Desde esos Juegos de Sochi, en los que ejercieron de anfitriones, los deportistas rusos llevaban compitiendo como neutrales, primero por el dopaje de Estado y después por la invasión de Ucrania en 2022. De esta forma, sus medallas no contaban para el medallero general, no sonaba su himno en caso de ganar oros, no se izaba su bandera si ganaban cualquier otra presea y el escudo del país no estaba visible en ninguna indumentaria oficial.
En la última Asamblea General del Comité Paralímpico Internacional celebrada el pasado mes de septiembre, los miembros decidieron por mayoría, sin unanimidad, que se levantaba la sanción parcial, pudiendo volver a competir bajo su bandera los deportistas de Rusia y Bielorrusia.
Esa decisión provocó que, en la ceremonia de inauguración, se ausentasen algunos países como República Checa, Estonia, Finlandia, Letonia, Lituania, Polonia, Ucrania, Alemania, Francia, Países Bajos, Canadá y Croacia.

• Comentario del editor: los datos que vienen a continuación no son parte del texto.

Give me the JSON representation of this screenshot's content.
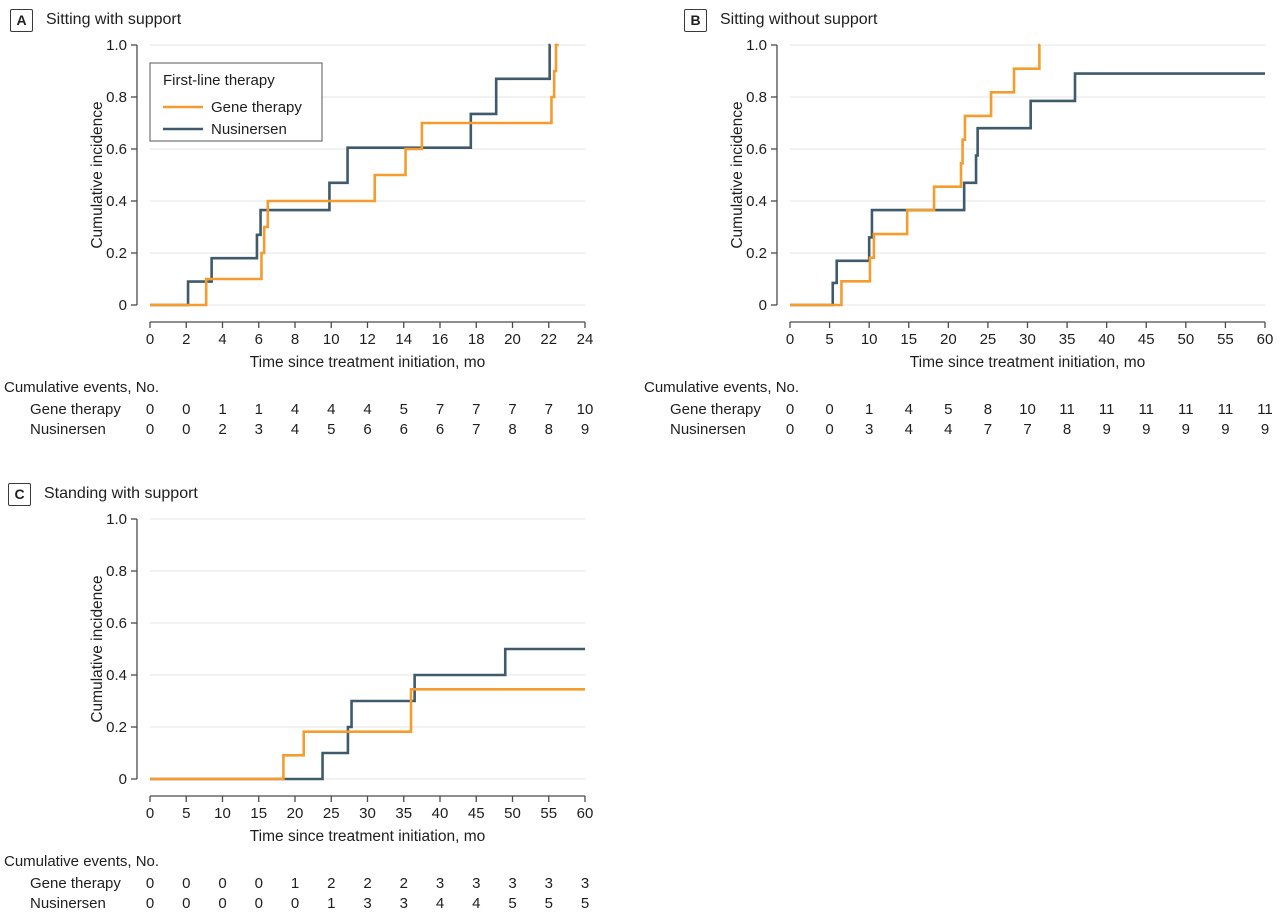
{
  "figure": {
    "background": "#FFFFFF"
  },
  "colors": {
    "gene_therapy": "#F59C2E",
    "nusinersen": "#3E5A6B",
    "grid": "#E5E5E5",
    "axis": "#4A4A4A",
    "text": "#1E1E1E"
  },
  "legend": {
    "title": "First-line therapy",
    "items": [
      {
        "label": "Gene therapy",
        "color": "#F59C2E"
      },
      {
        "label": "Nusinersen",
        "color": "#3E5A6B"
      }
    ]
  },
  "chart_data": [
    {
      "type": "line",
      "style": "step",
      "panel_label": "A",
      "title": "Sitting with support",
      "xlabel": "Time since treatment initiation, mo",
      "ylabel": "Cumulative incidence",
      "xlim": [
        0,
        24
      ],
      "ylim": [
        0,
        1.0
      ],
      "x_ticks": [
        0,
        2,
        4,
        6,
        8,
        10,
        12,
        14,
        16,
        18,
        20,
        22,
        24
      ],
      "y_ticks": [
        0,
        0.2,
        0.4,
        0.6,
        0.8,
        1.0
      ],
      "y_tick_labels": [
        "0",
        "0.2",
        "0.4",
        "0.6",
        "0.8",
        "1.0"
      ],
      "grid": true,
      "show_legend": true,
      "legend_position": "upper left inside",
      "series": [
        {
          "name": "Gene therapy",
          "color": "#F59C2E",
          "x_end": 22.55,
          "steps": [
            [
              3.1,
              0.1
            ],
            [
              6.15,
              0.2
            ],
            [
              6.3,
              0.3
            ],
            [
              6.5,
              0.4
            ],
            [
              12.4,
              0.5
            ],
            [
              14.1,
              0.6
            ],
            [
              15,
              0.7
            ],
            [
              22.15,
              0.8
            ],
            [
              22.3,
              0.9
            ],
            [
              22.4,
              1.0
            ]
          ]
        },
        {
          "name": "Nusinersen",
          "color": "#3E5A6B",
          "x_end": 22.1,
          "steps": [
            [
              2.1,
              0.09
            ],
            [
              3.4,
              0.18
            ],
            [
              5.9,
              0.27
            ],
            [
              6.1,
              0.365
            ],
            [
              9.9,
              0.47
            ],
            [
              10.9,
              0.605
            ],
            [
              17.7,
              0.735
            ],
            [
              19.1,
              0.87
            ],
            [
              22.05,
              1.0
            ]
          ]
        }
      ],
      "events_table": {
        "title": "Cumulative events, No.",
        "rows": [
          {
            "label": "Gene therapy",
            "values": [
              0,
              0,
              1,
              1,
              4,
              4,
              4,
              5,
              7,
              7,
              7,
              7,
              10
            ]
          },
          {
            "label": "Nusinersen",
            "values": [
              0,
              0,
              2,
              3,
              4,
              5,
              6,
              6,
              6,
              7,
              8,
              8,
              9
            ]
          }
        ]
      }
    },
    {
      "type": "line",
      "style": "step",
      "panel_label": "B",
      "title": "Sitting without support",
      "xlabel": "Time since treatment initiation, mo",
      "ylabel": "Cumulative incidence",
      "xlim": [
        0,
        60
      ],
      "ylim": [
        0,
        1.0
      ],
      "x_ticks": [
        0,
        5,
        10,
        15,
        20,
        25,
        30,
        35,
        40,
        45,
        50,
        55,
        60
      ],
      "y_ticks": [
        0,
        0.2,
        0.4,
        0.6,
        0.8,
        1.0
      ],
      "y_tick_labels": [
        "0",
        "0.2",
        "0.4",
        "0.6",
        "0.8",
        "1.0"
      ],
      "grid": true,
      "show_legend": false,
      "series": [
        {
          "name": "Gene therapy",
          "color": "#F59C2E",
          "x_end": 31.6,
          "steps": [
            [
              6.5,
              0.091
            ],
            [
              10.1,
              0.182
            ],
            [
              10.6,
              0.273
            ],
            [
              14.8,
              0.364
            ],
            [
              18.2,
              0.455
            ],
            [
              21.6,
              0.545
            ],
            [
              21.8,
              0.636
            ],
            [
              22.1,
              0.727
            ],
            [
              25.4,
              0.818
            ],
            [
              28.3,
              0.909
            ],
            [
              31.5,
              1.0
            ]
          ]
        },
        {
          "name": "Nusinersen",
          "color": "#3E5A6B",
          "x_end": 60,
          "steps": [
            [
              5.4,
              0.085
            ],
            [
              5.9,
              0.17
            ],
            [
              10,
              0.26
            ],
            [
              10.35,
              0.365
            ],
            [
              22,
              0.47
            ],
            [
              23.5,
              0.575
            ],
            [
              23.7,
              0.68
            ],
            [
              30.4,
              0.785
            ],
            [
              36,
              0.89
            ]
          ]
        }
      ],
      "events_table": {
        "title": "Cumulative events, No.",
        "rows": [
          {
            "label": "Gene therapy",
            "values": [
              0,
              0,
              1,
              4,
              5,
              8,
              10,
              11,
              11,
              11,
              11,
              11,
              11
            ]
          },
          {
            "label": "Nusinersen",
            "values": [
              0,
              0,
              3,
              4,
              4,
              7,
              7,
              8,
              9,
              9,
              9,
              9,
              9
            ]
          }
        ]
      }
    },
    {
      "type": "line",
      "style": "step",
      "panel_label": "C",
      "title": "Standing with support",
      "xlabel": "Time since treatment initiation, mo",
      "ylabel": "Cumulative incidence",
      "xlim": [
        0,
        60
      ],
      "ylim": [
        0,
        1.0
      ],
      "x_ticks": [
        0,
        5,
        10,
        15,
        20,
        25,
        30,
        35,
        40,
        45,
        50,
        55,
        60
      ],
      "y_ticks": [
        0,
        0.2,
        0.4,
        0.6,
        0.8,
        1.0
      ],
      "y_tick_labels": [
        "0",
        "0.2",
        "0.4",
        "0.6",
        "0.8",
        "1.0"
      ],
      "grid": true,
      "show_legend": false,
      "series": [
        {
          "name": "Gene therapy",
          "color": "#F59C2E",
          "x_end": 60,
          "steps": [
            [
              18.4,
              0.091
            ],
            [
              21.2,
              0.182
            ],
            [
              36,
              0.345
            ]
          ]
        },
        {
          "name": "Nusinersen",
          "color": "#3E5A6B",
          "x_end": 60,
          "steps": [
            [
              23.8,
              0.1
            ],
            [
              27.3,
              0.2
            ],
            [
              27.8,
              0.3
            ],
            [
              36.5,
              0.4
            ],
            [
              49,
              0.5
            ]
          ]
        }
      ],
      "events_table": {
        "title": "Cumulative events, No.",
        "rows": [
          {
            "label": "Gene therapy",
            "values": [
              0,
              0,
              0,
              0,
              1,
              2,
              2,
              2,
              3,
              3,
              3,
              3,
              3
            ]
          },
          {
            "label": "Nusinersen",
            "values": [
              0,
              0,
              0,
              0,
              0,
              1,
              3,
              3,
              4,
              4,
              5,
              5,
              5
            ]
          }
        ]
      }
    }
  ]
}
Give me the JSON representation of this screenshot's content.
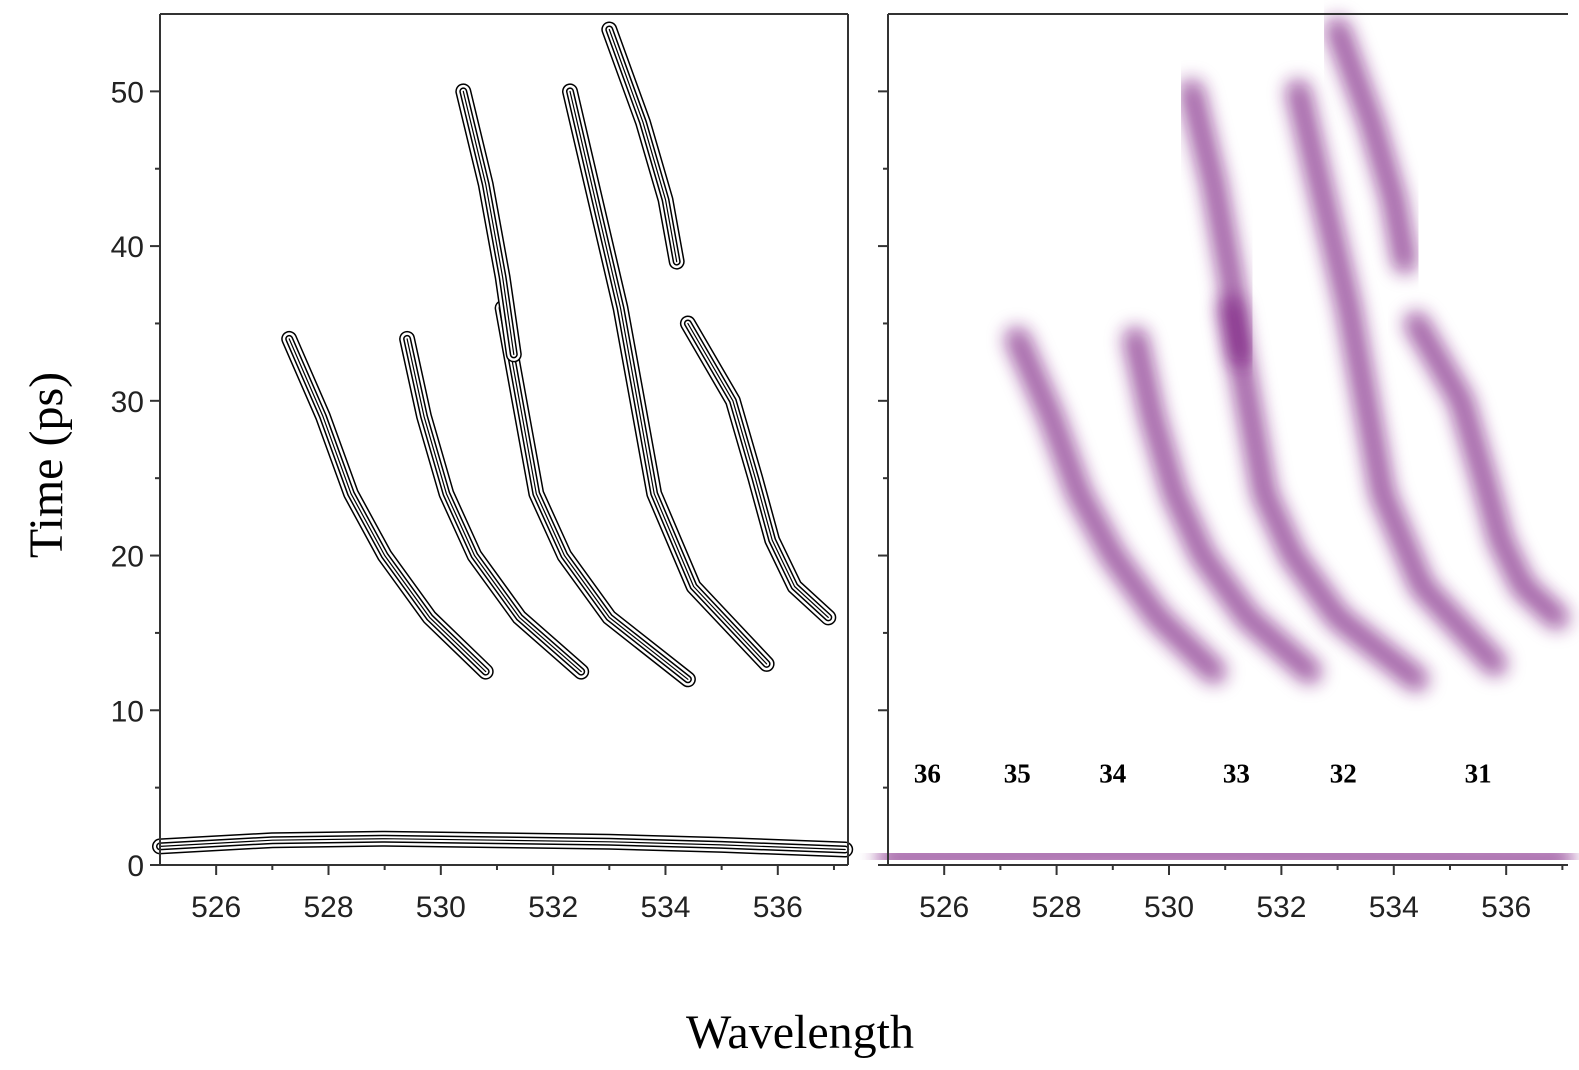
{
  "chart_data": [
    {
      "type": "contour",
      "xlabel": "Wavelength",
      "ylabel": "Time (ps)",
      "color": "#000000",
      "xlim": [
        525,
        537.25
      ],
      "ylim": [
        0,
        55
      ],
      "xticks": [
        526,
        528,
        530,
        532,
        534,
        536
      ],
      "x_minor_ticks": [
        527,
        529,
        531,
        533,
        535,
        537
      ],
      "yticks": [
        0,
        10,
        20,
        30,
        40,
        50
      ],
      "y_minor_ticks": [
        5,
        15,
        25,
        35,
        45
      ],
      "series": [
        {
          "x": [
            527.3,
            527.9,
            528.4,
            529.0,
            529.8,
            530.8
          ],
          "values": [
            34,
            29,
            24,
            20,
            16,
            12.5
          ]
        },
        {
          "x": [
            529.4,
            529.7,
            530.1,
            530.6,
            531.4,
            532.5
          ],
          "values": [
            34,
            29,
            24,
            20,
            16,
            12.5
          ]
        },
        {
          "x": [
            531.1,
            531.4,
            531.7,
            532.2,
            533.0,
            534.4
          ],
          "values": [
            36,
            30,
            24,
            20,
            16,
            12
          ]
        },
        {
          "x": [
            532.3,
            533.2,
            533.5,
            533.8,
            534.5,
            535.8
          ],
          "values": [
            50,
            36,
            30,
            24,
            18,
            13
          ]
        },
        {
          "x": [
            534.4,
            535.2,
            535.6,
            535.9,
            536.3,
            536.9
          ],
          "values": [
            35,
            30,
            25,
            21,
            18,
            16
          ]
        },
        {
          "x": [
            530.4,
            530.8,
            531.1,
            531.3
          ],
          "values": [
            50,
            44,
            38,
            33
          ]
        },
        {
          "x": [
            533.0,
            533.6,
            534.0,
            534.2
          ],
          "values": [
            54,
            48,
            43,
            39
          ]
        },
        {
          "x": [
            525.0,
            527.0,
            529.0,
            531.0,
            533.0,
            535.0,
            537.2
          ],
          "values": [
            1.2,
            1.6,
            1.7,
            1.6,
            1.5,
            1.3,
            1.0
          ]
        }
      ]
    },
    {
      "type": "heatmap",
      "color": "#7a1a80",
      "xlim": [
        525,
        537.1
      ],
      "ylim": [
        0,
        55
      ],
      "xticks": [
        526,
        528,
        530,
        532,
        534,
        536
      ],
      "x_minor_ticks": [
        527,
        529,
        531,
        533,
        535,
        537
      ],
      "yticks": [
        0,
        10,
        20,
        30,
        40,
        50
      ],
      "y_minor_ticks": [
        5,
        15,
        25,
        35,
        45
      ],
      "series": [
        {
          "x": [
            527.3,
            527.9,
            528.4,
            529.0,
            529.8,
            530.8
          ],
          "values": [
            34,
            29,
            24,
            20,
            16,
            12.5
          ]
        },
        {
          "x": [
            529.4,
            529.7,
            530.1,
            530.6,
            531.4,
            532.5
          ],
          "values": [
            34,
            29,
            24,
            20,
            16,
            12.5
          ]
        },
        {
          "x": [
            531.1,
            531.4,
            531.7,
            532.2,
            533.0,
            534.4
          ],
          "values": [
            36,
            30,
            24,
            20,
            16,
            12
          ]
        },
        {
          "x": [
            532.3,
            533.2,
            533.5,
            533.8,
            534.5,
            535.8
          ],
          "values": [
            50,
            36,
            30,
            24,
            18,
            13
          ]
        },
        {
          "x": [
            534.4,
            535.2,
            535.6,
            535.9,
            536.3,
            536.9
          ],
          "values": [
            35,
            30,
            25,
            21,
            18,
            16
          ]
        },
        {
          "x": [
            530.4,
            530.8,
            531.1,
            531.3
          ],
          "values": [
            50,
            44,
            38,
            33
          ]
        },
        {
          "x": [
            533.0,
            533.6,
            534.0,
            534.2
          ],
          "values": [
            54,
            48,
            43,
            39
          ]
        },
        {
          "x": [
            525.0,
            527.0,
            529.0,
            531.0,
            533.0,
            535.0,
            537.0
          ],
          "values": [
            0.5,
            0.6,
            0.7,
            0.7,
            0.6,
            0.5,
            0.4
          ]
        }
      ],
      "annotations": [
        {
          "text": "36",
          "x": 525.7,
          "y": 5
        },
        {
          "text": "35",
          "x": 527.3,
          "y": 5
        },
        {
          "text": "34",
          "x": 529.0,
          "y": 5
        },
        {
          "text": "33",
          "x": 531.2,
          "y": 5
        },
        {
          "text": "32",
          "x": 533.1,
          "y": 5
        },
        {
          "text": "31",
          "x": 535.5,
          "y": 5
        }
      ]
    }
  ]
}
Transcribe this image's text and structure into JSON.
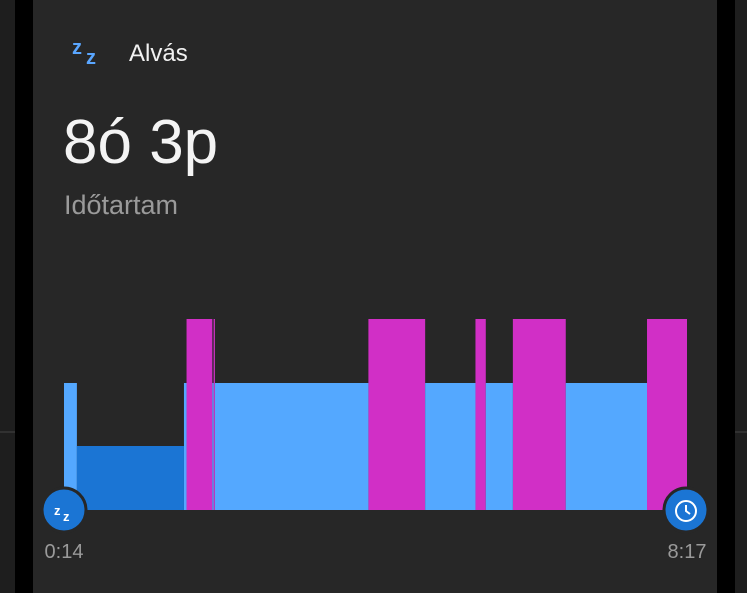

Para la ceremonia de clausura no se prevé ningún tipo de ausencia, a modo de boicot, por parte de algunos países, según aseguran desde el IPC.
"Estamos recabando datos de los Comités Paralímpicos Nacionales. No tenemos constancia de que nadie haya boicoteado la ceremonia de clausura. No hemos oído nada al respecto. Algunos Comités Paralímpicos Nacionales no tendrán atletas en la ceremonia de clausura porque sus atletas ya han finalizado sus competiciones a principios de semana", dijo en conferencia de prensa el británico Craig Spence, director de Marca y Comunicaciones del Comité Paralímpico Internacional.
La ceremonia de clausura se celebra mañana, a partir de las 20:30 horas CET, en el centro de curling de Cortina d'Ampezzo.